A intervenção arqueológica e antropológica a que se refere este relatório realizou-se entre os dias 21 e

24 de outubro de 2014 e o dia 2 de fevereiro de 2015 no âmbito do acompanhamento arqueológico e de

antropologia biológica da Empreitada de “Reabilitação exterior da cabeceira da Igreja Matriz de Torre de

Moncorvo e respetiva envolvente”. Neste contexto, estava prevista a abertura de algumas valas de drenagem e

de 3 poços/sondagens, estes últimos com o objetivo de inspecionar visualmente as fundações das paredes de

alvenaria da igreja.

A igreja matriz a que se refere este relatório, com orago a Nossa Senhora da Conceição, não terá sido a

primeira construída em Torre de Moncorvo. Com efeito, Abreu (1999a; 1999b) refere a existência, já em 1258, de

uma pequena povoação com aquele nome provida de igreja dedicada a São Tiago Maior. Esta igreja localizar-

se-ia, no entanto, a alguma distância de onde se edificou a nova, mais precisamente onde se encontra

atualmente o cemitério público local (Abreu, 1999b). A igreja a que nos reportamos, neste relatório, terá sido

erguida no local de um outro templo, neste caso a Igreja de Santa Maria (construída já durante o século XIV). As

obras de construção da atual matriz ter-se-ão iniciado durante os finais da primeira década do século XVI,

estando ainda em execução durante o século XVII (Abreu, 1999b). O edifício foi construído em cantaria granítica

em corpo retangular, com capela-mor com idêntica forma, ladeada por dois absidíolos de planta semicircular. As

paredes exteriores são rematadas com vários contrafortes (Abreu, 1999b).

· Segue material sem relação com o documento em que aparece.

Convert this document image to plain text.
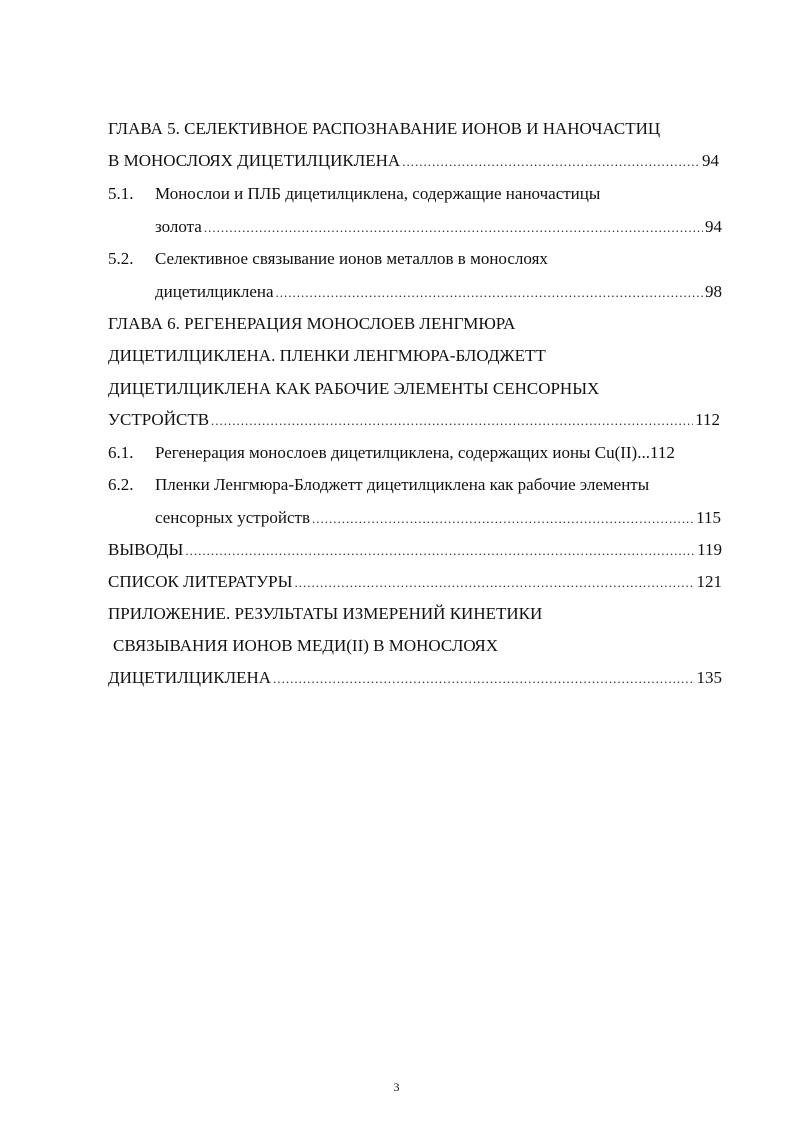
ГЛАВА 5. СЕЛЕКТИВНОЕ РАСПОЗНАВАНИЕ ИОНОВ И НАНОЧАСТИЦ
В МОНОСЛОЯХ ДИЦЕТИЛЦИКЛЕНА .....	94
5.1.	Монослои и ПЛБ дицетилциклена, содержащие наночастицы
золота .....	94
5.2.	Селективное связывание ионов металлов в монослоях
дицетилциклена .....	98
ГЛАВА 6. РЕГЕНЕРАЦИЯ МОНОСЛОЕВ ЛЕНГМЮРА
ДИЦЕТИЛЦИКЛЕНА. ПЛЕНКИ ЛЕНГМЮРА-БЛОДЖЕТТ
ДИЦЕТИЛЦИКЛЕНА КАК РАБОЧИЕ ЭЛЕМЕНТЫ СЕНСОРНЫХ
УСТРОЙСТВ .....	112
6.1.	Регенерация монослоев дицетилциклена, содержащих ионы Cu(II)... 112
6.2.	Пленки Ленгмюра-Блоджетт дицетилциклена как рабочие элементы
сенсорных устройств .....	115
ВЫВОДЫ .....	119
СПИСОК ЛИТЕРАТУРЫ .....	121
ПРИЛОЖЕНИЕ. РЕЗУЛЬТАТЫ ИЗМЕРЕНИЙ КИНЕТИКИ
СВЯЗЫВАНИЯ ИОНОВ МЕДИ(II) В МОНОСЛОЯХ
ДИЦЕТИЛЦИКЛЕНА .....	135
3
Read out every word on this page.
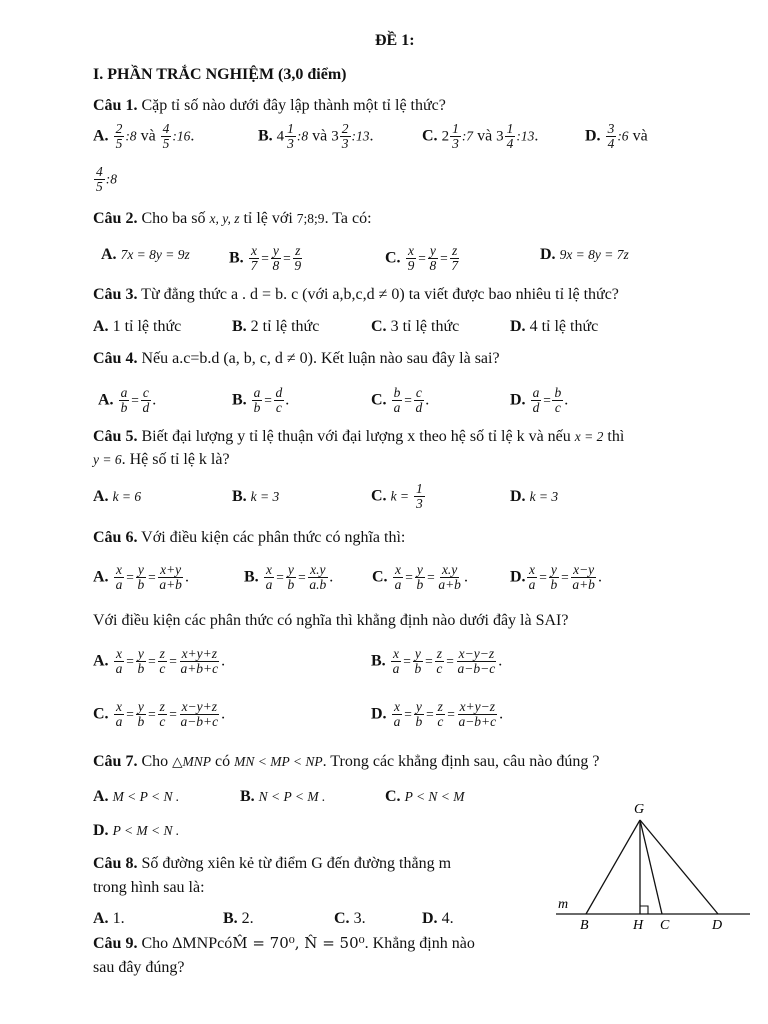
ĐỀ 1:
I. PHẦN TRẮC NGHIỆM (3,0 điểm)
Câu 1. Cặp tỉ số nào dưới đây lập thành một tỉ lệ thức?
A. $\frac{2}{5}$ :8 và $\frac{4}{5}$ :16.	B. $4 \frac{1}{3}$ :8 và $3 \frac{2}{3}$ :13.	C. $2 \frac{1}{3}$ :7 và $3 \frac{1}{4}$ :13.	D. $\frac{3}{4}$ :6 và
$\frac{4}{5}$ :8
Câu 2. Cho ba số x, y, z tỉ lệ với 7;8;9. Ta có:
A. 7x = 8y = 9z B. $\frac{x}{7} = \frac{y}{8} = \frac{z}{9}$	C. $\frac{x}{9} = \frac{y}{8} = \frac{z}{7}$	D. 9x = 8y = 7z
Câu 3. Từ đẳng thức a . d = b. c (với a,b,c,d ≠ 0) ta viết được bao nhiêu tỉ lệ thức?
A. 1 tỉ lệ thức	B. 2 tỉ lệ thức	C. 3 tỉ lệ thức	D. 4 tỉ lệ thức
Câu 4. Nếu a.c=b.d (a, b, c, d ≠ 0). Kết luận nào sau đây là sai?
A. $\frac{a}{b} = \frac{c}{d}$ .	B. $\frac{a}{b} = \frac{d}{c}$ .	C. $\frac{b}{a} = \frac{c}{d}$ .	D. $\frac{a}{d} = \frac{b}{c}$ .
Câu 5. Biết đại lượng y tỉ lệ thuận với đại lượng x theo hệ số tỉ lệ k và nếu x = 2 thì
y = 6. Hệ số tỉ lệ k là?
A. k = 6	B. k = 3	C. $k = \frac{1}{3}$	D. k = 3
Câu 6. Với điều kiện các phân thức có nghĩa thì:
A. $\frac{x}{a} = \frac{y}{b} = \frac{x+y}{a+b}$ .	B. $\frac{x}{a} = \frac{y}{b} = \frac{x.y}{a.b}$ . C. $\frac{x}{a} = \frac{y}{b} = \frac{x.y}{a+b}$ .	D. $\frac{x}{a} = \frac{y}{b} = \frac{x-y}{a+b}$ .
Với điều kiện các phân thức có nghĩa thì khẳng định nào dưới đây là SAI?
A. $\frac{x}{a} = \frac{y}{b} = \frac{z}{c} = \frac{x+y+z}{a+b+c}$ .	B. $\frac{x}{a} = \frac{y}{b} = \frac{z}{c} = \frac{x-y-z}{a-b-c}$ .
C. $\frac{x}{a} = \frac{y}{b} = \frac{z}{c} = \frac{x-y+z}{a-b+c}$ .	D. $\frac{x}{a} = \frac{y}{b} = \frac{z}{c} = \frac{x+y-z}{a-b+c}$ .
Câu 7. Cho △MNP có MN < MP < NP. Trong các khẳng định sau, câu nào đúng ?
A. M < P < N .	B. N < P < M .	C. P < N < M
D. P < M < N .
Câu 8. Số đường xiên kẻ từ điểm G đến đường thẳng m
trong hình sau là:
A. 1.	B. 2.	C. 3.	D. 4.
Câu 9. Cho ΔMNPcóM̂ = 70⁰, N̂ = 50⁰. Khẳng định nào
sau đây đúng?
G
m
B	H C	D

É então de julgar como provável que o adro e interior da Igreja Matriz de Torre de Moncorvo tenham

sido utilizados como cemitério pelo menos desde o século XVI; no entanto, e como o templo atual terá sido

erguido sobre um pré-existente, é possível que os enterramentos no local remontem a época Medieval, embora

possam ter sido afetados por obras posteriores.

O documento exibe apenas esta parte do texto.